Landlords need a fire risk assessment whenever they let a building with communal areas, a shared house, an HMO, or mixed-use premises — and they are the responsible person legally accountable for it. A single self-contained dwelling let to one household does not need a formal assessment, but every landlord has smoke and CO alarm duties. The own-vs-hire decision turns on building complexity and your own competence — but because the liability stays with you, err toward a competent assessor for anything with sleeping risk or height complexity.

If you manage several properties, the ongoing job is not the first assessment — it is keeping every property's review current and acting on findings. AssessKit is built for the assessors and firms who do this work repeatedly, with a client and site portfolio, action tracking, and review reminders so nothing falls through. Start free — the Free plan includes two assessments a month, with no card required. See full pricing or read about who is building it.

Sources

Frequently asked questions

Do landlords legally need a fire risk assessment in the UK?

If you let a single self-contained house or flat to one household, the Regulatory Reform (Fire Safety) Order 2005 does not require a formal fire risk assessment of that private dwelling — but you still have detector duties under the Smoke and Carbon Monoxide Alarm (England) Regulations 2015. If you let a building with communal areas (a block of flats, a shared house, an HMO) or a mixed-use property, the Fire Safety Order applies to the common parts and you, as the responsible person, must carry out a suitable and sufficient fire risk assessment.

Can a landlord do their own fire risk assessment?

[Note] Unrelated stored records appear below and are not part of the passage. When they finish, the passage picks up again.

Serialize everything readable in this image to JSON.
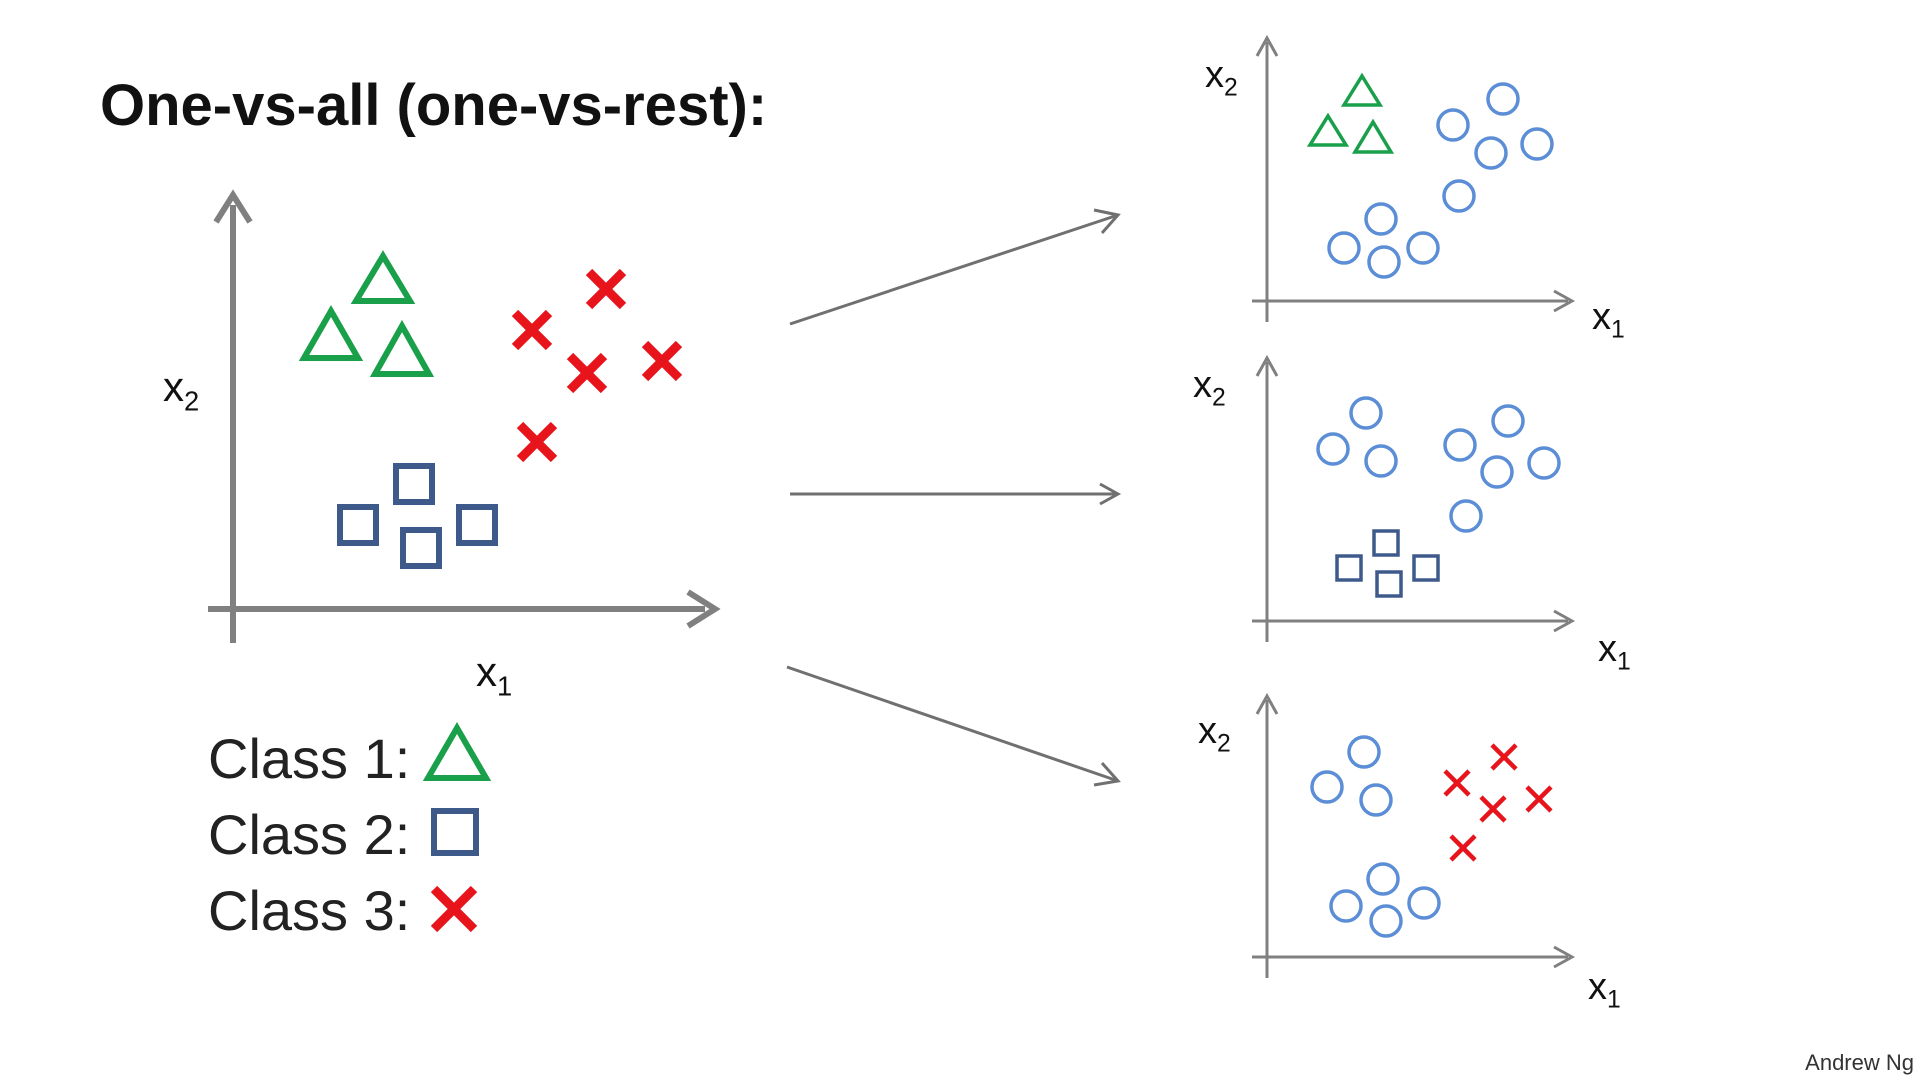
{
  "title": "One-vs-all (one-vs-rest):",
  "main_plot": {
    "xlabel": "x",
    "xlabel_sub": "1",
    "ylabel": "x",
    "ylabel_sub": "2"
  },
  "legend": [
    {
      "label": "Class 1:",
      "symbol": "triangle",
      "color": "#1a9f4a"
    },
    {
      "label": "Class 2:",
      "symbol": "square",
      "color": "#3d5a8a"
    },
    {
      "label": "Class 3:",
      "symbol": "cross",
      "color": "#e8141c"
    }
  ],
  "subplots": [
    {
      "highlight_class": "Class 1",
      "xlabel": "x",
      "xlabel_sub": "1",
      "ylabel": "x",
      "ylabel_sub": "2"
    },
    {
      "highlight_class": "Class 2",
      "xlabel": "x",
      "xlabel_sub": "1",
      "ylabel": "x",
      "ylabel_sub": "2"
    },
    {
      "highlight_class": "Class 3",
      "xlabel": "x",
      "xlabel_sub": "1",
      "ylabel": "x",
      "ylabel_sub": "2"
    }
  ],
  "colors": {
    "class1": "#1a9f4a",
    "class2": "#3d5a8a",
    "class3": "#e8141c",
    "rest": "#5b8ed6",
    "axis": "#808080"
  },
  "credit": "Andrew Ng"
}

The law does not require a specific qualification. The Fire Safety Order says the assessment must be 'suitable and sufficient' and that you must appoint a 'competent person' if you do not have the competence yourself. For a simple, low-risk building a knowledgeable landlord can carry out their own assessment. For anything with sleeping risk, multiple households, or building-height complexity, most landlords engage a competent assessor — because the legal liability for an inadequate assessment stays with you, not the assessor.

Is a fire risk assessment a legal requirement for a single rented house?

For a single private dwelling let to one household, the Fire Safety Order does not require a formal written fire risk assessment of the dwelling itself. Your obligations come instead from housing law and the smoke/CO alarm regulations: a working smoke alarm on every storey with living accommodation, a CO alarm in rooms with a fixed combustion appliance (excluding gas cookers), and alarms repaired or replaced once a fault is reported.

Who is the responsible person for a rented property's fire risk assessment?

The responsible person is usually the landlord, freeholder, or managing agent — whoever has control of the relevant premises. Article 3 of the Fire Safety Order defines it as the person who has control of the premises in connection with a trade, business or undertaking, or the owner where no one else has that control. You can delegate the task of carrying out the assessment, but you cannot delegate the legal responsibility for it.

What happens if a landlord does not have a required fire risk assessment?

Failing to carry out a required fire risk assessment is a breach of the Fire Safety Order and can lead to enforcement action by the fire and rescue authority — from an enforcement notice through to prosecution. The most serious offences under the Order carry an unlimited fine on conviction on indictment. The practical risk is worse than the fine: if there is a fire and your fire safety arrangements were never properly assessed, you carry the liability.